Find equation of a circle

Question

Find equation of a circle passing through $(1, 1)$ and touching the circle $$ x^2 + y^2 + 4x - 6y - 3=0 $$ at the point $(2, 3)$. I am stuck as I cannot find more than $2$ equations for $3$ unknowns. I obtained my $2$ equations by substituting the two given points in general equation of circle. I don't understand how to make use of the equation of the other given circle.

Answer 1

So, the required circle passes through the intersection of the circle & its tangent at $(2,3)$

Find the equation of the tangent in the form $: Ax+By+C=0$

Now, the equation of any circle passing through the intersection of the given circle & $Ax+By+C=0$

can be written as $x^2+y^2+4x-6y-3+K(Ax+By+C)=0$ where $K$ is an arbitrary constant

Use the fact that this circle passes through $(1,1)$ to find $K$

Answer 2

Note that your equation is equivalent to $(x+2)^2+(y-3)^2=16$ hence it describes the circle with center $C(-2,3)$ and radius 4. Let $D(2,3)$ be the intersection point. Notice that $CD$ is parallel to the x-axis so the tangent at point $D$ must be parallel to the y-Axis and thus satisfies the equation $y=2$. Now, if the second circle touches this line also in D, then its center C' must be also with y-coordinate 3. Hence, the circle is symmetric to the line $y=3$ and you know that $(2,3),(1,1)$ and therefore also $(1,5)$ lies on the circle. Now you got three points for your circle and can set this into the general circle equation $(x-a)^2+(y-b)^2=r^2$ to obtain $r,a,b$.

Answer 3

So, first, you realize that the equation of the circle must be of the form $$ (x-h)^2 + (y-k)^2 = r^2. $$Then, since $(1,1)$ is on the circle, we get $$ (1-h)^2 + (1-k)^2 = r^2. $$Then, we note that $(2,3)$ is the only intersection of $$ (x+2)^2 + (y-3)^2 = 16 $$ and $$ (x-h)^2 + (y-k)^2 = r^2. $$So let us say we were given $h,k,r$. Then, we can solve for the intersection(s) of the two circles. We want $(2,3)$ to be the only one. One way to finish from here is to subtract the two equations, solve for $y$ in terms of $x$, substitute back in, and keep bashing.

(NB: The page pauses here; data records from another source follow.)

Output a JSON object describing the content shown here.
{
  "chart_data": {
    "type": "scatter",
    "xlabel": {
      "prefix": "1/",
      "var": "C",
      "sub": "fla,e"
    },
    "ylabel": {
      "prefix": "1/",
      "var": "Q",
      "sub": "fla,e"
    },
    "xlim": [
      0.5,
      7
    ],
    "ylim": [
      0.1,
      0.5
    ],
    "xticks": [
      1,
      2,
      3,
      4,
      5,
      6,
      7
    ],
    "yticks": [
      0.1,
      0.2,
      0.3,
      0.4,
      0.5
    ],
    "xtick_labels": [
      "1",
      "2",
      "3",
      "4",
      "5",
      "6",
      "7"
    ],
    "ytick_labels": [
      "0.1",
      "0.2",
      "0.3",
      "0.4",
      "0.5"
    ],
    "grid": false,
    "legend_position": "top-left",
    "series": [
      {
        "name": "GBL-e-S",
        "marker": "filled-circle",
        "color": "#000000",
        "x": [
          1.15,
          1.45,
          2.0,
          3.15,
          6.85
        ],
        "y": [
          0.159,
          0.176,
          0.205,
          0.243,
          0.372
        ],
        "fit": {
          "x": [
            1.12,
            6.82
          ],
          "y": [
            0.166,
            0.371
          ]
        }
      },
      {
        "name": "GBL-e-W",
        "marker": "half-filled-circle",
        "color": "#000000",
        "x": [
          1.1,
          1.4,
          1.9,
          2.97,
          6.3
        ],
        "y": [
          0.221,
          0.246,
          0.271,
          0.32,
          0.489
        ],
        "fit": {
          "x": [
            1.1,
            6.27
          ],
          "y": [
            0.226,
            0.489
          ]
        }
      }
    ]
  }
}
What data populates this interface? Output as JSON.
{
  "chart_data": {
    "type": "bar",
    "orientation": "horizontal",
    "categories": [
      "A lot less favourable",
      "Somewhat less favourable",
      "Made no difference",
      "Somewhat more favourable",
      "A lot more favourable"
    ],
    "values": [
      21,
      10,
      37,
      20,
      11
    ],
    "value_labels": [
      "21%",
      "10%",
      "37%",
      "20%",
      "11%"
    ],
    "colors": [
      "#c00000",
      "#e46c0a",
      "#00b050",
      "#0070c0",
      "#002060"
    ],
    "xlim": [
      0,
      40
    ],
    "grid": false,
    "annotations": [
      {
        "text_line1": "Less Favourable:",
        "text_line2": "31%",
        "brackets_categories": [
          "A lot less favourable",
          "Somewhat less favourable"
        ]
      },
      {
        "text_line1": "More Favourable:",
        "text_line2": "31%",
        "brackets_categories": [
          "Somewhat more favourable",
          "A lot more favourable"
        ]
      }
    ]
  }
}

However, there's an easier way. We want the two circles to be tangent at $(2,3)$, so that already brings it down to two circles $-$ one that is internally tangent and one that is externally tangent. In both cases, it is clear that we want the points $(-2,3)$, $(2,3)$, and $(h,k)$ collinear. This is just because the centers of the circle and the tangency point must be collinear.

Now, you can finish.